We saw excellent figures from Intuit (back in the black with a bang!) and Legend Holdings.

Losses, however, came from Autodesk, Champion Comms Services, Descartes Systems Group, Fujitsu (full-year), Hitachi (full-year), ICL (full-year), Information Advantage, Intershop Comms, JD Edwards, LanVision Systems, Mitsubishi Electric (full-year), NorthPoint Comms, Oki Electric Industry, Peritus Software Services, QAD, Star Technologies, Toshiba (full-year), Video Display and Vitech America.

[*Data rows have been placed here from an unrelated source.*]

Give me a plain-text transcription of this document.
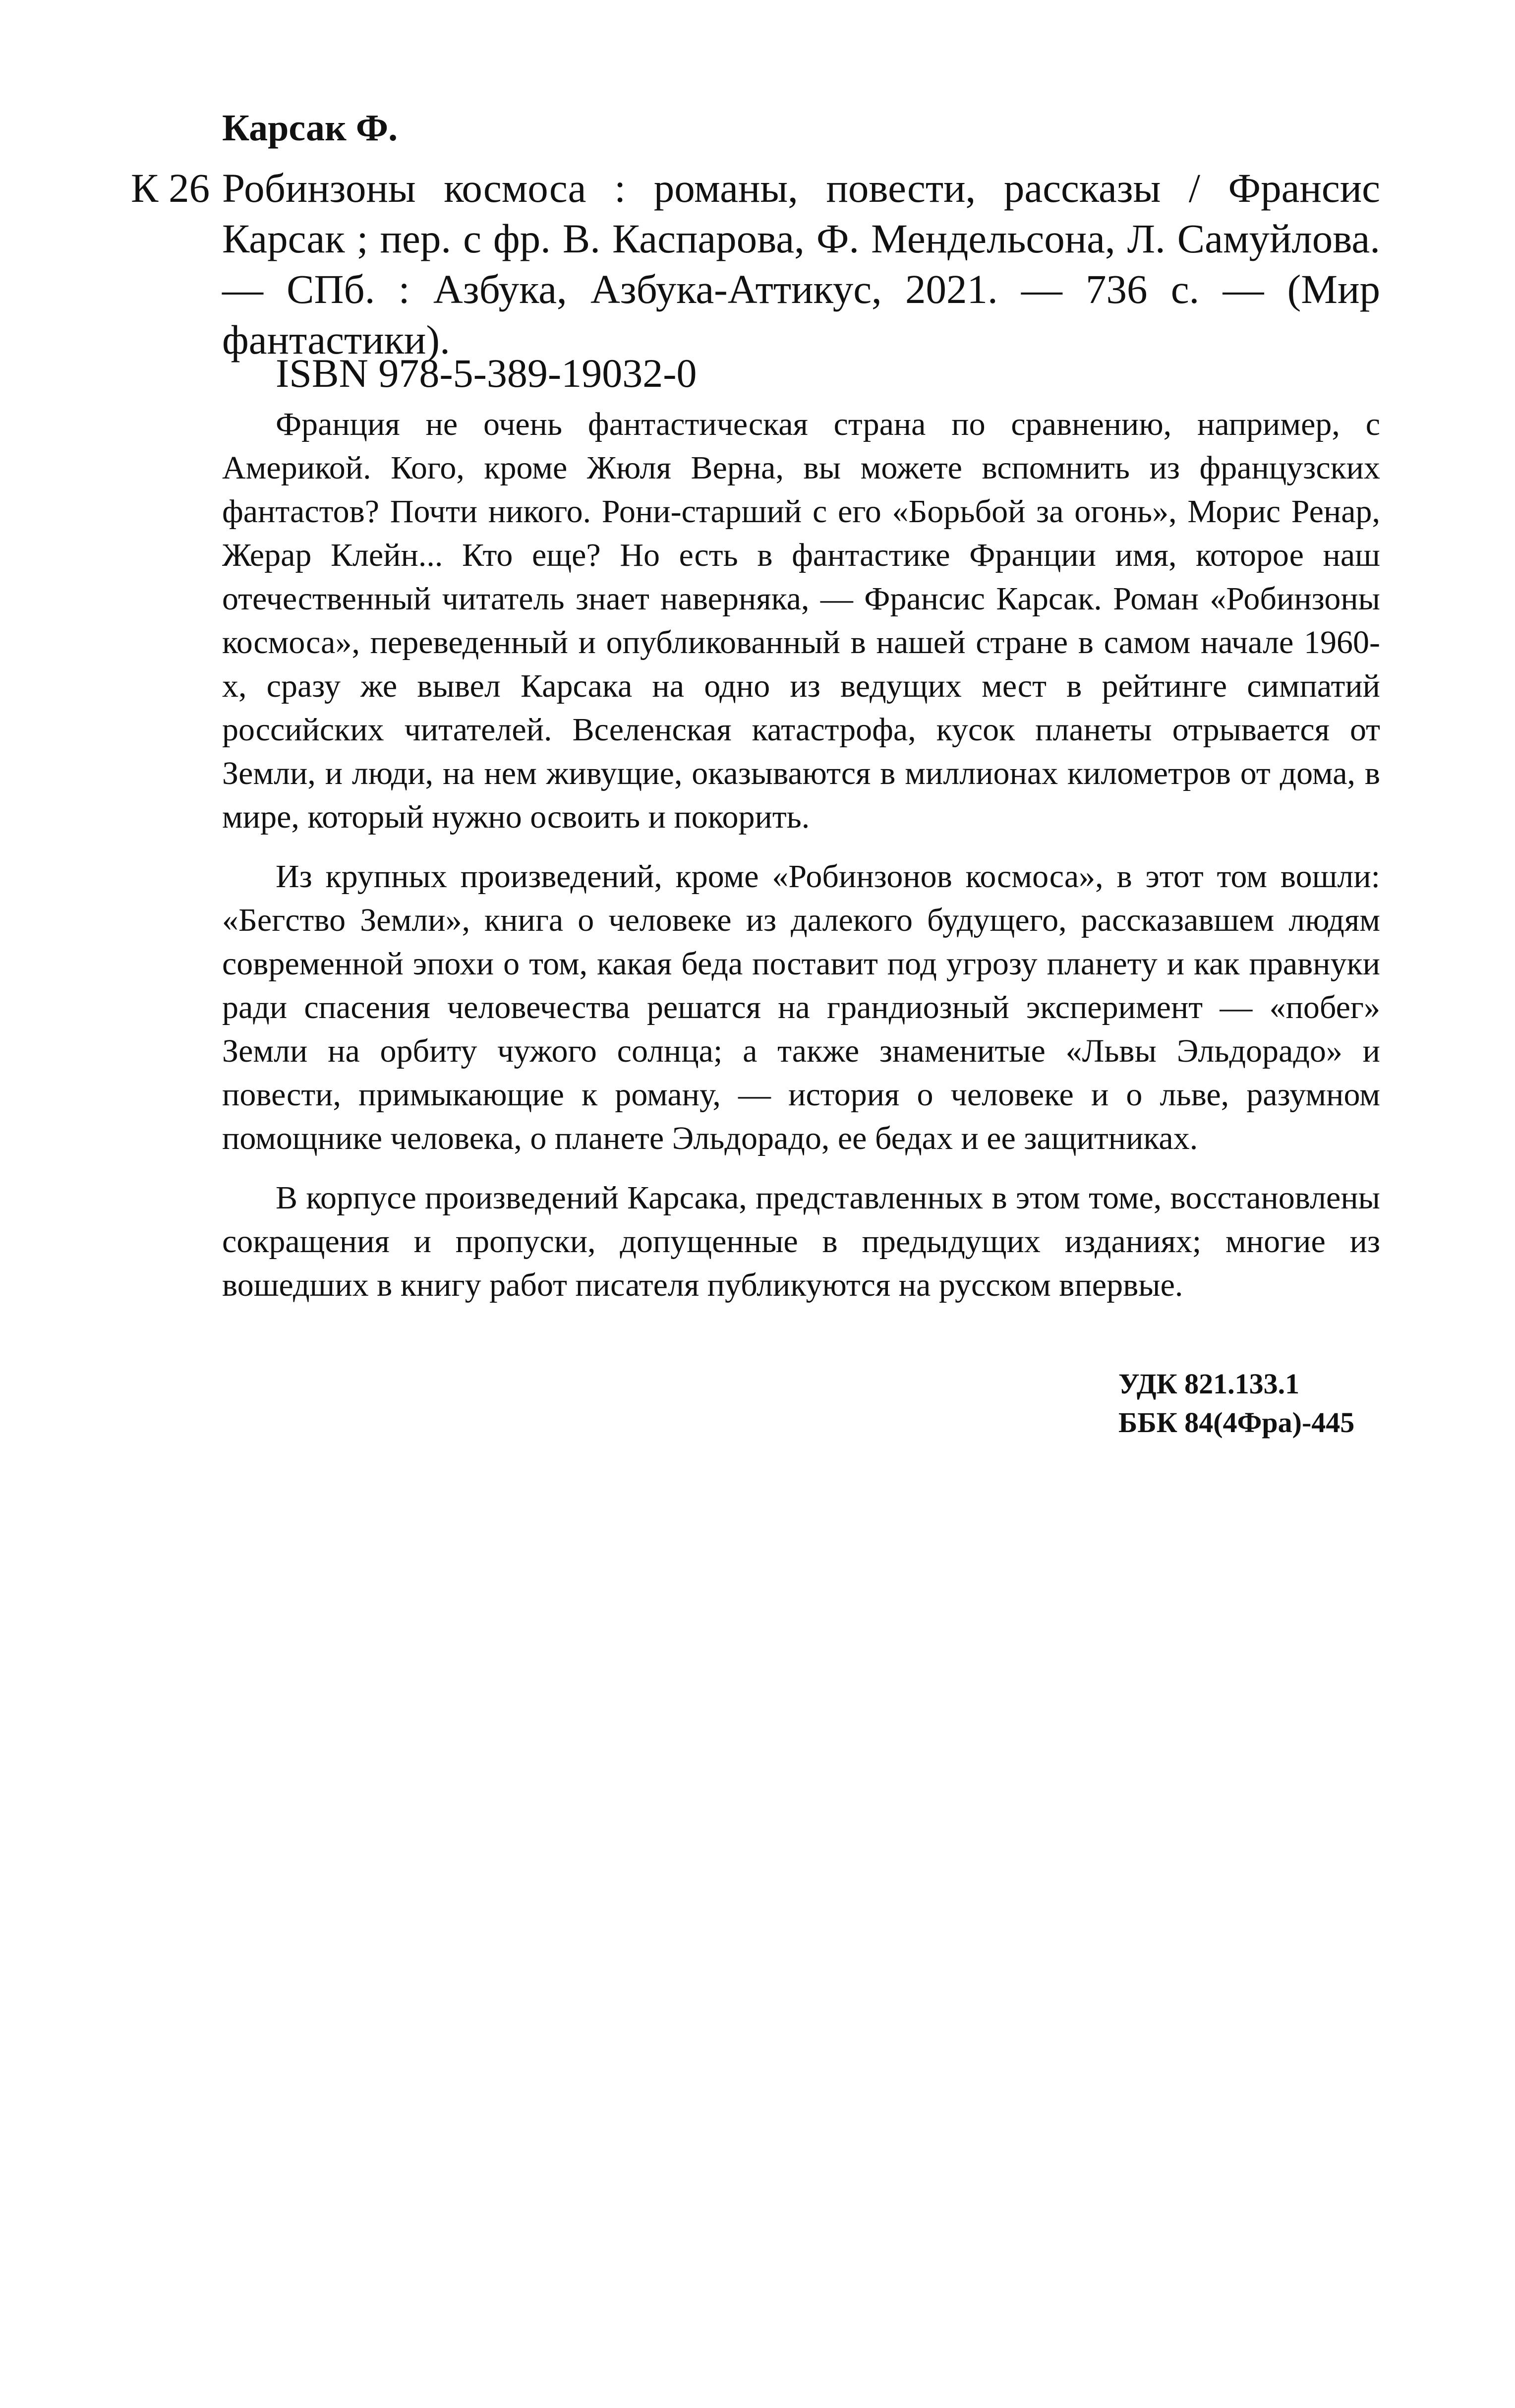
Карсак Ф.
К 26 Робинзоны космоса : романы, повести, рассказы / Франсис Карсак ; пер. с фр. В. Каспарова, Ф. Мендельсона, Л. Самуйлова. — СПб. : Азбука, Азбука-Аттикус, 2021. — 736 с. — (Мир фантастики).
ISBN 978-5-389-19032-0

Франция не очень фантастическая страна по сравнению, например, с Америкой. Кого, кроме Жюля Верна, вы можете вспомнить из французских фантастов? Почти никого. Рони-старший с его «Борьбой за огонь», Морис Ренар, Жерар Клейн... Кто еще? Но есть в фантастике Франции имя, которое наш отечественный читатель знает наверняка, — Франсис Карсак. Роман «Робинзоны космоса», переведенный и опубликованный в нашей стране в самом начале 1960-х, сразу же вывел Карсака на одно из ведущих мест в рейтинге симпатий российских читателей. Вселенская катастрофа, кусок планеты отрывается от Земли, и люди, на нем живущие, оказываются в миллионах километров от дома, в мире, который нужно освоить и покорить.

Из крупных произведений, кроме «Робинзонов космоса», в этот том вошли: «Бегство Земли», книга о человеке из далекого будущего, рассказавшем людям современной эпохи о том, какая беда поставит под угрозу планету и как правнуки ради спасения человечества решатся на грандиозный эксперимент — «побег» Земли на орбиту чужого солнца; а также знаменитые «Львы Эльдорадо» и повести, примыкающие к роману, — история о человеке и о льве, разумном помощнике человека, о планете Эльдорадо, ее бедах и ее защитниках.

В корпусе произведений Карсака, представленных в этом томе, восстановлены сокращения и пропуски, допущенные в предыдущих изданиях; многие из вошедших в книгу работ писателя публикуются на русском впервые.

УДК 821.133.1
ББК 84(4Фра)-445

Good numbers were recorded by Dycom Industries, Northstar Computer Forms, Novell and NT&T (full-year). Satisfactory results were reported by Cable Design Technologies, Computer Associates, Fine.com (back in the black - just) and SemTech.

Mediocre returns came from Dialog, EDP, LTX (but back in the black), while very poor results came from Ansoft (only just in the black) and NTS Computer Systems.

Other financial news included profit/results warnings from JD Edwards, Olicom and Oracle; and share splits from MindSpring and Tandy. NCTI reported a Q1 results adjustment, while Informix settles suits over earnings re-statements.

Stock movements

Locally

Bryant (-22.5%)
Cyberhost (+28%)
Dectronic (+19%)
Infiniti (-26.7%)

Log-Tek (-29.5%)
Wentech (+100%)

Internationally

American Nortel Comms (-20%)
Infinium (+21.6%)
Information Advantage (-21.6%)
Mapics (+33.3%)
Marcam (+62.2% - acquisition-based move)

Final word

Last week saw the bulk of the key Japanese IT conglomerates announce their results from the previous trading year, which finished on 31 March 1999. The majority of these companies reported losses, some for the first time for many, many years, eg Toshiba.

Software has always been the Achilles heel of the Japanese, and the trend away from hardware to software and services is now hurting them badly. Only some 10 years ago it looked like Japan would dominate the IT world since it had the majority of companies in the top 20 worldwide IT list.